Vipère et pharmacie

Posté par othoharmonie le 13 mai 2012

 

 Vipère du GabonOutre leur utilisation dans la préparation de la thériaque, on considérait au XVIIe siècle que la chair de vipère était le meilleur antidote aux envenimations causée par cette espèce ou par d’autres. Les animaux, dans certaines régions étaient élevés dans des vipèreries, lieux qui survécurent jusqu’au XIXe siècle. L’ignorance autour de leur biologie en faisait de véritables panacées.

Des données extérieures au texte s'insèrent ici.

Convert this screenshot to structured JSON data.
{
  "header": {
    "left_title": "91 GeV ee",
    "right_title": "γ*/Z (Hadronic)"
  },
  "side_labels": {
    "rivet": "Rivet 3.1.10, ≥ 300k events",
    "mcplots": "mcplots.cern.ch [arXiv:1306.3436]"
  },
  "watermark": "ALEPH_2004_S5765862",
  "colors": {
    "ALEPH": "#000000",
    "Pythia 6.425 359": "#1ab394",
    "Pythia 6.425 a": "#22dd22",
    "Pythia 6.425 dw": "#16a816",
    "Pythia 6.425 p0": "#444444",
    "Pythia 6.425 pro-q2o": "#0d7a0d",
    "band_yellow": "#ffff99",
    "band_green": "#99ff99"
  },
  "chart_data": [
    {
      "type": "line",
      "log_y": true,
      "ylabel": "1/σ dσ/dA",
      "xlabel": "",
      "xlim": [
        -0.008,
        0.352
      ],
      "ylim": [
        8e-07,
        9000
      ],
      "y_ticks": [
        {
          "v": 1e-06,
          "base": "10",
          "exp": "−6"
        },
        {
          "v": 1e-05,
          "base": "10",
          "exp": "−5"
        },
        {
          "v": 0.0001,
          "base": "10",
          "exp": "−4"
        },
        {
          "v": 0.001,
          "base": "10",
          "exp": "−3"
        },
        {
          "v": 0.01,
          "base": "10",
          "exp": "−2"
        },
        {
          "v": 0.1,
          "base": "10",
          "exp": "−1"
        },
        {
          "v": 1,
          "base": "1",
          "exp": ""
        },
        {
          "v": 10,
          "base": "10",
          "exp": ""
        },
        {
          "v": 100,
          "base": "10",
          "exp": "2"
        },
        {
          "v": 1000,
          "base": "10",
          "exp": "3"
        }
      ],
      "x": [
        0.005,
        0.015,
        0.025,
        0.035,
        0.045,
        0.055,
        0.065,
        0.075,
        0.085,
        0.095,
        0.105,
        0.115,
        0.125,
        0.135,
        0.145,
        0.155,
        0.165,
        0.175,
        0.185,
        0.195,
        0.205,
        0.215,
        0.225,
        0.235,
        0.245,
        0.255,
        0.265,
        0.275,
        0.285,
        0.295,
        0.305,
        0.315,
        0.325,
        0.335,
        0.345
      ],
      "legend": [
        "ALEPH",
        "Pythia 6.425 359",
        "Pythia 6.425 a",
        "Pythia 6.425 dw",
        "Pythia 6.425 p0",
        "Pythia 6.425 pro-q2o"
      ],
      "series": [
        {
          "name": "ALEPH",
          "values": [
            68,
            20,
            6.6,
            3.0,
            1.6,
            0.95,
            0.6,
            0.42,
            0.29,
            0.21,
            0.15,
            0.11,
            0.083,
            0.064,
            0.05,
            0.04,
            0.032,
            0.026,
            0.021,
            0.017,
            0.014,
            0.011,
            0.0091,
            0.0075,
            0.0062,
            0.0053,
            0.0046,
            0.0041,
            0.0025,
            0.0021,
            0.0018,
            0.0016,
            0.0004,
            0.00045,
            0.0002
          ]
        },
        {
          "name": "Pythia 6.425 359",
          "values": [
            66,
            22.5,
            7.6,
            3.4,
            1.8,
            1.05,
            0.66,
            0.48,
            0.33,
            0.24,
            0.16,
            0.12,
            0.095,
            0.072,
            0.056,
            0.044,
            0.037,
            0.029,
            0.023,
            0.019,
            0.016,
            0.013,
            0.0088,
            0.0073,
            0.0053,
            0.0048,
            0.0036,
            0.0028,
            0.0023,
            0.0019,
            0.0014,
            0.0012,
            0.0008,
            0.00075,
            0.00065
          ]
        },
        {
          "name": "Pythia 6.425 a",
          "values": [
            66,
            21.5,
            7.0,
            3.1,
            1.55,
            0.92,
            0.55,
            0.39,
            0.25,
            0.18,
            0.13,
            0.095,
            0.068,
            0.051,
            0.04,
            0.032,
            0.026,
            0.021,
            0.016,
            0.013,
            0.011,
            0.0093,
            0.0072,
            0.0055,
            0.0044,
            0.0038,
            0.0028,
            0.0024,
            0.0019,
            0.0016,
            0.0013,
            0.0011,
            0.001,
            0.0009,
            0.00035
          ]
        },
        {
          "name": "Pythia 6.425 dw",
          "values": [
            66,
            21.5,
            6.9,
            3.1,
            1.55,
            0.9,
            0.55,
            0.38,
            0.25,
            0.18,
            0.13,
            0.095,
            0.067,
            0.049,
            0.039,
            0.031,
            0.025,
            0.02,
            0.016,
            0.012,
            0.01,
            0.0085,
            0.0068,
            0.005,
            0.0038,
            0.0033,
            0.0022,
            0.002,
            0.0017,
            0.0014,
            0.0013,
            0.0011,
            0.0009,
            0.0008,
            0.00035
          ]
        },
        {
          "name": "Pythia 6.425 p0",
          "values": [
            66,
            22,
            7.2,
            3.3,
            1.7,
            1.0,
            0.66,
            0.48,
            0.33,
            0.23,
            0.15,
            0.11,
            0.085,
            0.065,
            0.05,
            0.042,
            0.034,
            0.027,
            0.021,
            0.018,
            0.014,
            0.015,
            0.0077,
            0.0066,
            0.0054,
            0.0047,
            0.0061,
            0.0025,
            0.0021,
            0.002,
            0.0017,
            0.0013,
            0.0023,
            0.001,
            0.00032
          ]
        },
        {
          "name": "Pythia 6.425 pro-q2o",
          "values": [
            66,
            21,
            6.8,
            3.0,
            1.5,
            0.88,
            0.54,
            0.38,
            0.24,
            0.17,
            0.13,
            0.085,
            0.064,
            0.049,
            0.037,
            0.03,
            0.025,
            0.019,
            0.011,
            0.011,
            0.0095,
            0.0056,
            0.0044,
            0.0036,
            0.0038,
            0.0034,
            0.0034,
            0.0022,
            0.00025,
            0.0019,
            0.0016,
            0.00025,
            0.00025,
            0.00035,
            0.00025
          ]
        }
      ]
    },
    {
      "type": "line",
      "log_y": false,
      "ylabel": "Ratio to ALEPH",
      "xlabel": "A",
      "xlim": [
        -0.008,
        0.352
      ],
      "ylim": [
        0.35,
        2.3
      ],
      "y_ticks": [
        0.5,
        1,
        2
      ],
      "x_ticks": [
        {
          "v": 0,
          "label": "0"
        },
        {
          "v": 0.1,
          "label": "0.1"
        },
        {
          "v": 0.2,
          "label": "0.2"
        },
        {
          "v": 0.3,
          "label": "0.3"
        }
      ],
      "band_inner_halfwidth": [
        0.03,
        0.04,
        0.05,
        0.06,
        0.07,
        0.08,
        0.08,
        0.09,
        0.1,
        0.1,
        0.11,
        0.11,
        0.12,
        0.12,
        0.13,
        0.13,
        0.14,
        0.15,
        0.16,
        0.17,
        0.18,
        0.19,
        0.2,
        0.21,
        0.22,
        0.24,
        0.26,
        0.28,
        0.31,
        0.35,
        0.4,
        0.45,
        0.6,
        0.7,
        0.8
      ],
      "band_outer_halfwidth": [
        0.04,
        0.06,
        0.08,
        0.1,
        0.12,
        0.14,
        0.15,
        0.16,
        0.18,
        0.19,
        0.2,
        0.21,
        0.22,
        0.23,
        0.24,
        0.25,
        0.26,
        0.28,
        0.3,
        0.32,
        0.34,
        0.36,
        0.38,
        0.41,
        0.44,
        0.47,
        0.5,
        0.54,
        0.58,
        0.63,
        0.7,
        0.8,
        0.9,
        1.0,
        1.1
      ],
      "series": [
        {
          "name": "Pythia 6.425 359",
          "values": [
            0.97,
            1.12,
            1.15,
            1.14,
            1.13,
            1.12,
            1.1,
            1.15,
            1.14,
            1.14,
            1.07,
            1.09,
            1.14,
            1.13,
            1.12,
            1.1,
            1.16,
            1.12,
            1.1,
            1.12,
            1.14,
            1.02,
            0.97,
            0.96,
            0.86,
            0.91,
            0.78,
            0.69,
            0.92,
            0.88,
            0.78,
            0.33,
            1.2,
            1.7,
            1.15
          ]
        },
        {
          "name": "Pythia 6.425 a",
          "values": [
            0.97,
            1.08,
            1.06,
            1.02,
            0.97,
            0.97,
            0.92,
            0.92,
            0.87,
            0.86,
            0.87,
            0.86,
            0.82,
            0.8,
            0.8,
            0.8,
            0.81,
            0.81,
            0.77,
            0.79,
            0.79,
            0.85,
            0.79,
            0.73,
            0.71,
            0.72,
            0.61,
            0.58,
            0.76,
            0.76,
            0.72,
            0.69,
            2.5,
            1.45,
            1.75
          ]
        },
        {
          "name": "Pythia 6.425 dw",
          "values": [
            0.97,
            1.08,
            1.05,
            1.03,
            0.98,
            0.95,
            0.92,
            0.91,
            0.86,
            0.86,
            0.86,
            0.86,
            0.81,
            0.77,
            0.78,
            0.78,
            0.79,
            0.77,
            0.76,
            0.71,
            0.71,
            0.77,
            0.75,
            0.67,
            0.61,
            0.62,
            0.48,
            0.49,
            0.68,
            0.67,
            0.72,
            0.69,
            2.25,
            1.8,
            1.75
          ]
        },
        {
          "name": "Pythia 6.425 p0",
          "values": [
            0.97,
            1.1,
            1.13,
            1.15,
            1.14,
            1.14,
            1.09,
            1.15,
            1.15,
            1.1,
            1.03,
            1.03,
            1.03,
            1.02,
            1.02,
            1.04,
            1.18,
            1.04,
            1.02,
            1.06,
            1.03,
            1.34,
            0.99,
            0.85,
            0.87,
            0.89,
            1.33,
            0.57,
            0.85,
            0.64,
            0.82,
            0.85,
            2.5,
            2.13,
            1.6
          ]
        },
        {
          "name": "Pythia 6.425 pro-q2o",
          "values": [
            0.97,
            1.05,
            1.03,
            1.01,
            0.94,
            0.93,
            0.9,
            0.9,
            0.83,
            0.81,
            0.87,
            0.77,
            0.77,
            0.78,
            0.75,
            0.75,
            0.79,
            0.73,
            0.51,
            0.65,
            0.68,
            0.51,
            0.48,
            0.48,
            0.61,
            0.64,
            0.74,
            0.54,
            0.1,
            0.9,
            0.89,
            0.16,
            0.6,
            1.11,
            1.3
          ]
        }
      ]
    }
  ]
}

Certains médecins ou pharmaciens de cette époque, comme Moïse Charas qui publie une étude assez sérieuse à leur sujet en 1670, en avaient fait leur spécialité. Sa pratique est encore empreinte du poids des connaissances du Moyen Âge et d’un peu d’alchimie. Il se spécialise notamment sur les vipères. Outre leur utilisation dans la préparation de la thériaque, on considérait à son époque que la chair de ces animaux était le meilleur antidote aux envenimations causées par cette espèce ou par d’autres. L’ignorance autour de leur biologie en faisait de véritables panacées. Charas publie en 1669 les Nouvelles expériences sur la vipère, les effets de son venin, et les remèdes exquis que les artistes peuvent tirer du corps de cet animal où il étudie son anatomie, sa reproduction et ses mœurs et, même s’il continue à propager certaines croyances erronées, il établit notamment une meilleure connaissance de leurs vertus thérapeutiques. Charas fut d’ailleurs en opposition avec Francesco Redi au sujet de la formation du venin, Charas affirmant que la salive de l’animal devenait toxique seulement si celui-ci était en colère, tandis que Redi pensait qu’elle était constamment toxique.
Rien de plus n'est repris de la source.